TEL AVIV (Jun. 16)
Israel this week released two former leaders of the Islamic fundamentalist Hamas movement who apparently signed a document renouncing violence and “terror.”
But another 650 Palestinians preferred to remain in jail rather than sign the document, and Israeli officials — who had originally planned to release some 1,000 Palestinians this week — obliged them by keeping them imprisoned.
Israel has claimed the right to have a signed document from each prisoner that it releases under the terms of the May 4 Cairo agreement for implementing Palestinian self-rule in the Gaza Strip and the Jericho district in the West Bank.
A total of about 170 Palestinians were freed from Israeli jails on Thursday. Among the group were 30 Muslim militants, including the two Hamas leaders, identified as Saiyed Abu Misameh and Imad al-Falouji. Each had headed Hamas at different points after the group’s founder, Sheik Ahmed Yassin, was jailed by Israel in 1989.

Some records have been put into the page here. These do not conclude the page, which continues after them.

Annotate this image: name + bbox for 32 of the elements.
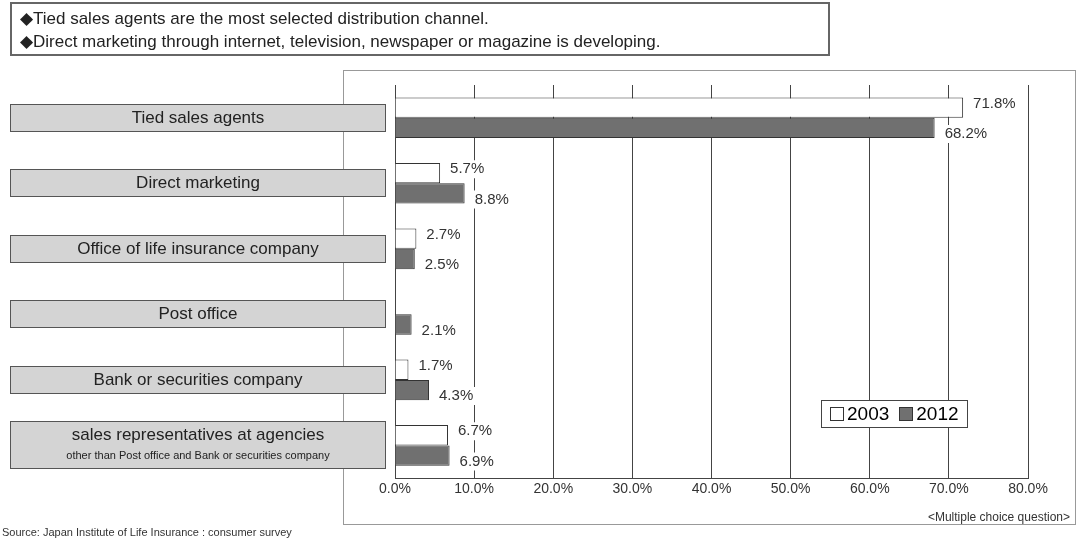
data-label: 71.8% bbox=[973, 93, 1016, 111]
data-label: 2.5% bbox=[424, 255, 459, 273]
data-label: 8.8% bbox=[474, 189, 509, 207]
x-tick-label: 70.0% bbox=[929, 480, 969, 497]
x-tick-label: 30.0% bbox=[612, 480, 653, 497]
source-note: Source: Japan Institute of Life Insurance : consumer survey bbox=[2, 526, 292, 538]
data-label: 6.9% bbox=[459, 451, 494, 469]
x-tick-label: 60.0% bbox=[849, 480, 890, 497]
x-tick-label: 0.0% bbox=[379, 480, 411, 497]
y-tick-label: Office of life insurance company bbox=[10, 234, 386, 263]
text: ◆Tied sales agents are the most selected distribution channel. bbox=[20, 8, 490, 30]
x-tick-label: 10.0% bbox=[454, 480, 494, 497]
text: 2003 bbox=[846, 403, 890, 426]
data-label: 6.7% bbox=[458, 421, 493, 439]
data-label: 2.7% bbox=[426, 224, 461, 242]
data-label: 68.2% bbox=[944, 124, 988, 142]
y-tick-label: sales representatives at agencies other than Post office and Bank or securities company bbox=[10, 421, 386, 470]
text: <Multiple choice question> bbox=[927, 510, 1070, 524]
y-tick-label: Direct marketing bbox=[10, 169, 386, 198]
x-tick-label: 80.0% bbox=[1008, 480, 1048, 497]
legend-label: 2012 bbox=[915, 403, 959, 426]
y-tick-label: Tied sales agents bbox=[10, 103, 386, 132]
data-label: 5.7% bbox=[450, 159, 485, 177]
y-tick-label: Post office bbox=[10, 300, 386, 329]
x-tick-label: 20.0% bbox=[533, 480, 574, 497]
y-tick-label: Bank or securities company bbox=[10, 365, 386, 394]
x-tick-label: 50.0% bbox=[770, 480, 811, 497]
x-tick-label: 40.0% bbox=[691, 480, 732, 497]
data-label: 4.3% bbox=[439, 386, 474, 404]
chart-subtitle: ◆Direct marketing through internet, television, newspaper or magazine is developing. bbox=[20, 31, 662, 53]
data-label: 2.1% bbox=[421, 320, 456, 338]
data-label: 1.7% bbox=[418, 355, 453, 373]
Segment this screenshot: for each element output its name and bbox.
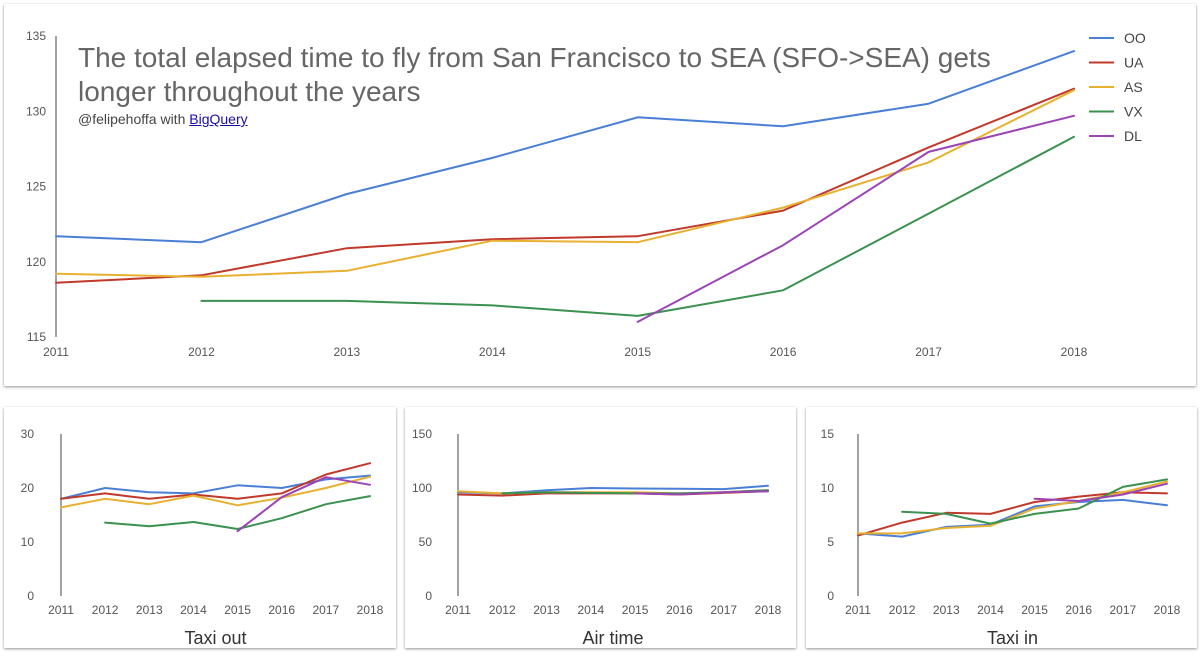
air-time-chart-card: 0 50 100 150 2011 2012 2013 2014 2015 2016 2017 201… [405, 407, 796, 648]
series-line-oo [857, 498, 1168, 538]
series-line-dl [636, 114, 1075, 323]
x-tick-label: 2014 [479, 345, 506, 359]
y-tick-label: 0 [425, 589, 432, 603]
x-tick-label: 2012 [92, 603, 119, 617]
subtitle-author: @felipehoffa with [78, 111, 190, 127]
y-tick-label: 120 [26, 255, 46, 269]
x-tick-label: 2011 [43, 345, 69, 359]
taxi-in-chart: 0 5 10 15 2011 2012 2013 2014 2015 2016 2017 2018 Ta… [821, 427, 1181, 648]
y-tick-label: 30 [21, 427, 35, 441]
series-line-vx [104, 495, 371, 530]
taxi-out-chart-card: 0 10 20 30 2011 2012 2013 2014 2015 2016 2017 2018 T… [4, 407, 396, 648]
series-line-dl [634, 490, 769, 496]
x-tick-label: 2017 [915, 345, 942, 359]
chart-subtitle: @felipehoffa with BigQuery [78, 111, 248, 127]
y-tick-label: 50 [419, 535, 433, 549]
taxi-in-chart-card: 0 5 10 15 2011 2012 2013 2014 2015 2016 2017 2018 Ta… [806, 407, 1197, 648]
x-tick-label: 2012 [889, 603, 916, 617]
x-axis-label: Taxi in [987, 628, 1038, 648]
x-tick-label: 2014 [977, 603, 1004, 617]
x-tick-label: 2013 [334, 345, 361, 359]
x-tick-label: 2017 [313, 603, 340, 617]
main-chart: 115 120 125 130 135 2011 2012 2013 2014 2015 2016 2… [26, 29, 1146, 359]
x-tick-label: 2011 [48, 603, 74, 617]
x-tick-label: 2014 [578, 603, 605, 617]
x-tick-label: 2015 [224, 603, 251, 617]
y-tick-label: 135 [26, 29, 46, 43]
x-tick-label: 2018 [1154, 603, 1181, 617]
x-tick-label: 2012 [489, 603, 516, 617]
series-line-dl [1033, 482, 1168, 502]
x-tick-label: 2015 [622, 603, 649, 617]
series-line-vx [901, 478, 1168, 525]
x-tick-label: 2013 [933, 603, 960, 617]
x-tick-label: 2013 [136, 603, 163, 617]
y-tick-label: 10 [821, 481, 835, 495]
x-tick-label: 2015 [1021, 603, 1048, 617]
x-tick-label: 2011 [445, 603, 471, 617]
x-tick-label: 2016 [770, 345, 797, 359]
series-line-as [60, 475, 371, 509]
x-axis-label: Taxi out [184, 628, 246, 648]
x-tick-label: 2018 [1061, 345, 1088, 359]
x-tick-label: 2013 [533, 603, 560, 617]
y-tick-label: 0 [27, 589, 34, 603]
taxi-out-chart: 0 10 20 30 2011 2012 2013 2014 2015 2016 2017 2018 T… [21, 427, 384, 648]
y-tick-label: 10 [21, 535, 35, 549]
y-tick-label: 150 [412, 427, 432, 441]
x-tick-label: 2011 [845, 603, 871, 617]
series-line-ua [857, 491, 1168, 537]
x-tick-label: 2012 [188, 345, 215, 359]
x-tick-label: 2017 [1110, 603, 1137, 617]
y-tick-label: 20 [21, 481, 35, 495]
x-tick-label: 2016 [1065, 603, 1092, 617]
legend-label-vx: VX [1124, 104, 1143, 120]
bigquery-link[interactable]: BigQuery [189, 111, 248, 127]
legend-label-ua: UA [1124, 55, 1144, 71]
series-line-as [857, 480, 1168, 535]
series-line-dl [236, 476, 371, 533]
x-tick-label: 2016 [268, 603, 295, 617]
y-tick-label: 15 [821, 427, 835, 441]
legend-label-dl: DL [1124, 128, 1142, 144]
y-tick-label: 130 [26, 104, 46, 118]
x-axis-label: Air time [582, 628, 643, 648]
air-time-chart: 0 50 100 150 2011 2012 2013 2014 2015 2016 2017 201… [412, 427, 782, 648]
main-chart-card: 115 120 125 130 135 2011 2012 2013 2014 2015 2016 2… [4, 4, 1196, 386]
x-tick-label: 2016 [666, 603, 693, 617]
x-tick-label: 2018 [755, 603, 782, 617]
y-tick-label: 5 [827, 535, 834, 549]
x-tick-label: 2014 [180, 603, 207, 617]
y-tick-label: 125 [26, 180, 46, 194]
series-line-as [55, 89, 1075, 278]
series-line-oo [55, 50, 1075, 244]
x-tick-label: 2015 [624, 345, 651, 359]
legend-label-as: AS [1124, 79, 1143, 95]
series-line-ua [55, 87, 1075, 284]
x-tick-label: 2017 [710, 603, 737, 617]
series-line-vx [200, 135, 1075, 317]
x-tick-label: 2018 [357, 603, 384, 617]
y-tick-label: 100 [412, 481, 432, 495]
y-tick-label: 0 [827, 589, 834, 603]
legend-label-oo: OO [1124, 30, 1146, 46]
series-line-ua [60, 462, 371, 500]
chart-title: The total elapsed time to fly from San F… [78, 42, 991, 107]
y-tick-label: 115 [27, 330, 46, 344]
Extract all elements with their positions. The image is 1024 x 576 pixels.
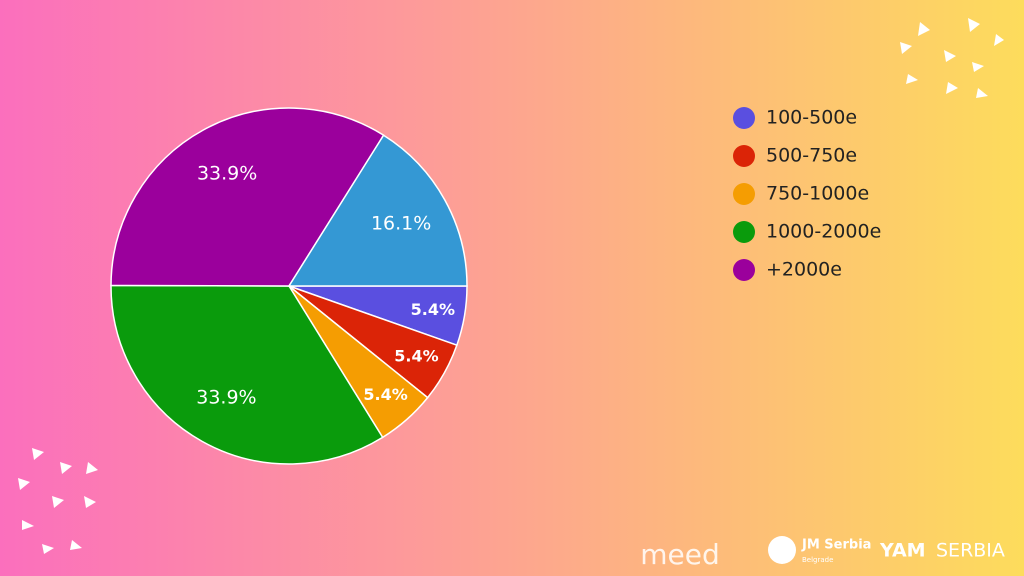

Of those released, those who had been serving long prison terms were required to serve the balance of their terms in the Jericho autonomous district. The rest were allowed to return to their homes in other parts of the West Bank, despite the violent objections of settlers and their allies.
Earlier in the week, Jewish settlers living in areas near Jericho protested what they described as undue hardships placed on them as a result of their proximity to the autonomous district.
Claiming that the government had reneged on its promises to supply them with financial assistance after Jericho became autonomous, some 20 of the protesters chained themselves to a gate leading to the border with Jordan on Monday.
The demonstrators were from the Na’ama farming settlement, which is adjacent to the Jericho district and which the settlers say has suffered financially since Palestinian self-rule began last month.
Touring the Jordan Valley on Tuesday, Prime Minister Yitzhak Rabin visited the chained protesters. On Thursday, he promised to provide them with a $5 million long-term, no-interest loan in an effort to ease their financial plight.